If not, then it’s too risky for #JonesboroStrong. It is the Fed’s Powell, the Trump and OBiden administrations, Asa, this county and this city’s government that made the environment of “forever-C19+” America clear to us. We live in new times, demanding new ways of thinking, beyond the tired, ever-present “untrustworthiness” of this city guvment’s yawning tax and spend policies of the past, today.

For now, the Jonesboro City Council must vote “nay” on any tax increases, period. Tell the mayor “no new taxes for “wants’ when needs exist. Vote to use taxpayer dollars on-hand for the “needed” feasibility study before voting to collect any new taxpayer dollars.

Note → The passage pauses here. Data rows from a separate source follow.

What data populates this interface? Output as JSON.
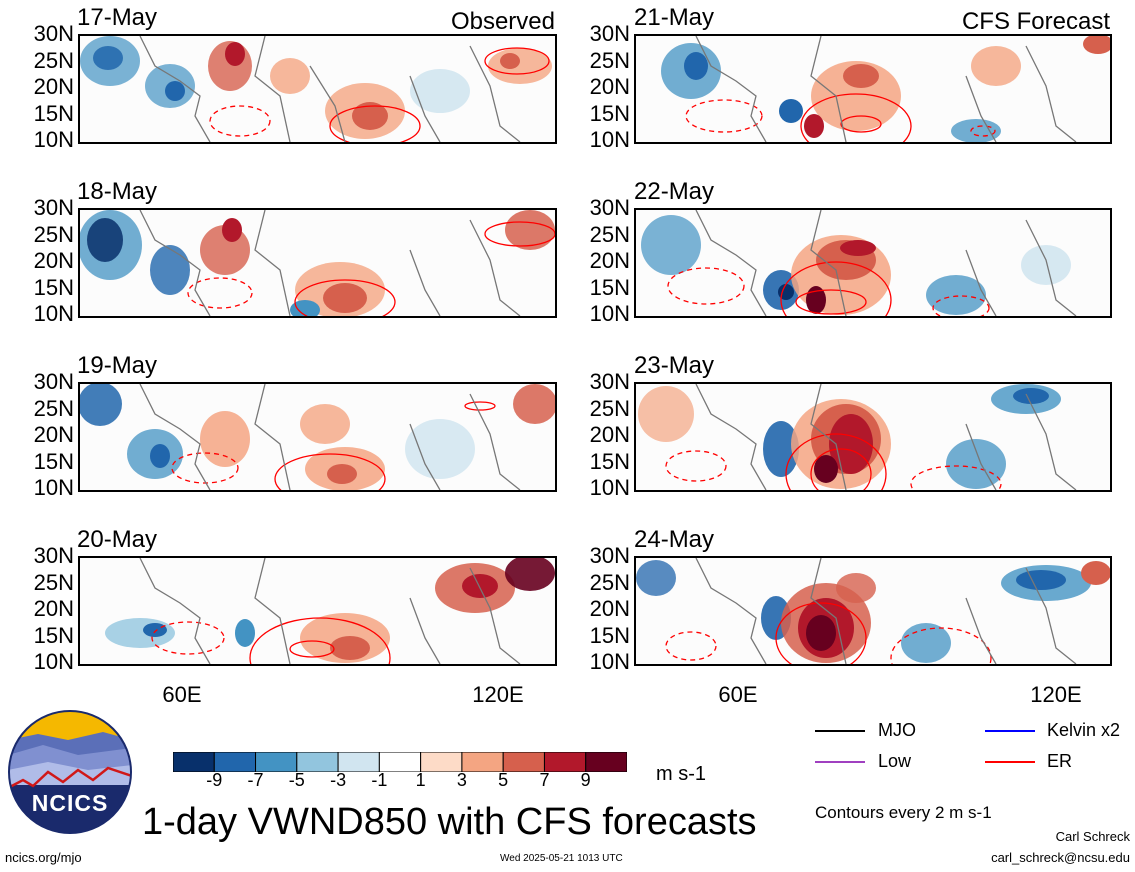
{
  "header": {
    "observed_label": "Observed",
    "forecast_label": "CFS Forecast"
  },
  "panels": {
    "observed": [
      {
        "date": "17-May"
      },
      {
        "date": "18-May"
      },
      {
        "date": "19-May"
      },
      {
        "date": "20-May"
      }
    ],
    "forecast": [
      {
        "date": "21-May"
      },
      {
        "date": "22-May"
      },
      {
        "date": "23-May"
      },
      {
        "date": "24-May"
      }
    ]
  },
  "axes": {
    "lat_ticks": [
      "30N",
      "25N",
      "20N",
      "15N",
      "10N"
    ],
    "lon_ticks": [
      "60E",
      "120E"
    ]
  },
  "colorbar": {
    "ticks": [
      "-9",
      "-7",
      "-5",
      "-3",
      "-1",
      "1",
      "3",
      "5",
      "7",
      "9"
    ],
    "colors": [
      "#08306b",
      "#2166ac",
      "#4393c3",
      "#92c5de",
      "#d1e5f0",
      "#ffffff",
      "#fddbc7",
      "#f4a582",
      "#d6604d",
      "#b2182b",
      "#67001f"
    ],
    "units": "m s-1"
  },
  "title": "1-day VWND850 with CFS forecasts",
  "legend": {
    "items": [
      {
        "label": "MJO",
        "color": "#000000"
      },
      {
        "label": "Kelvin x2",
        "color": "#0000ff"
      },
      {
        "label": "Low",
        "color": "#a040c0"
      },
      {
        "label": "ER",
        "color": "#ff0000"
      }
    ],
    "contour_note": "Contours every 2 m s-1"
  },
  "footer": {
    "website": "ncics.org/mjo",
    "timestamp": "Wed 2025-05-21 1013 UTC",
    "author": "Carl Schreck",
    "email": "carl_schreck@ncsu.edu",
    "logo_text": "NCICS"
  }
}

In the meantime, let his executive team – the spenders – convince the heavy-hitters that #JonesboroStrong is worth the corporate support, that “Jonesboro is a company town – of, by, and for the People“.

After all is said and done, whose advocates, Team Jonesboro or Citizens Taxed Enough, were truthful in 2019, i.e., fact-based without the hyberbolic cries of “DOOOM” for #JonesboroStrong if taxes were not raised?

It goes beyond the fact that the residents voted against the tax hike; it goes to in whom do the residents entrust their civic future, those who respect #JonesboroStrong or the current Team Jonesboro administration occupying the executive suite and city council in city hall? What’s that sixth bullet on the card? The others?

In closing this series and, again, for those paying attention, the answer to the question in Part 1 is that, after “Team Jonesboro” attempted to “play” #JonesboroStrong in 2019 with a half-cent of the penny sales tax to be dedicated to the “needs” of public-safety, public-safety needs have vanished, disappeared into the naked demands for “wants”. None of the $5M that the mayor has committed the city to for “Happy Trails” and a park in NE Jonesboro, nor the subterfuge of a “downtown tax”, nor the “hamburger tax”, or the penny increase of the “hotel tax” sought from guests in city’s lodging establishments, even mention “public safety”.

So, perhaps, that which benefits more than the children is this city guvment itself, as it can stop screwing #JonesboroStrong for what the fewer “want” and focus on city needs which, supposedly includes two additional fire-stations and who knows what else? Despite repeated calls in the Jonesboro Sun and in the council chambers of city hall to do so, Mayor Copenhaver has yet to share his “Jonesboro Vision 2030” with the owners.

Frankly, it smells of some underlying issue(s) that can only add to the risks his administration are levying on #JonesboroStrong. Maybe the heavies can help suss it out and bring it to the surface, into the light of day?

And, please, end the lie that is “Team Jonesboro” by removing all evidence of its existence from the city government web-site, including this link to the Soviet-era Pravda-like:

Postscript: Wtf, Big Arkansas? Regionalization, but no change for the Big 2? NEA can’t get no respect!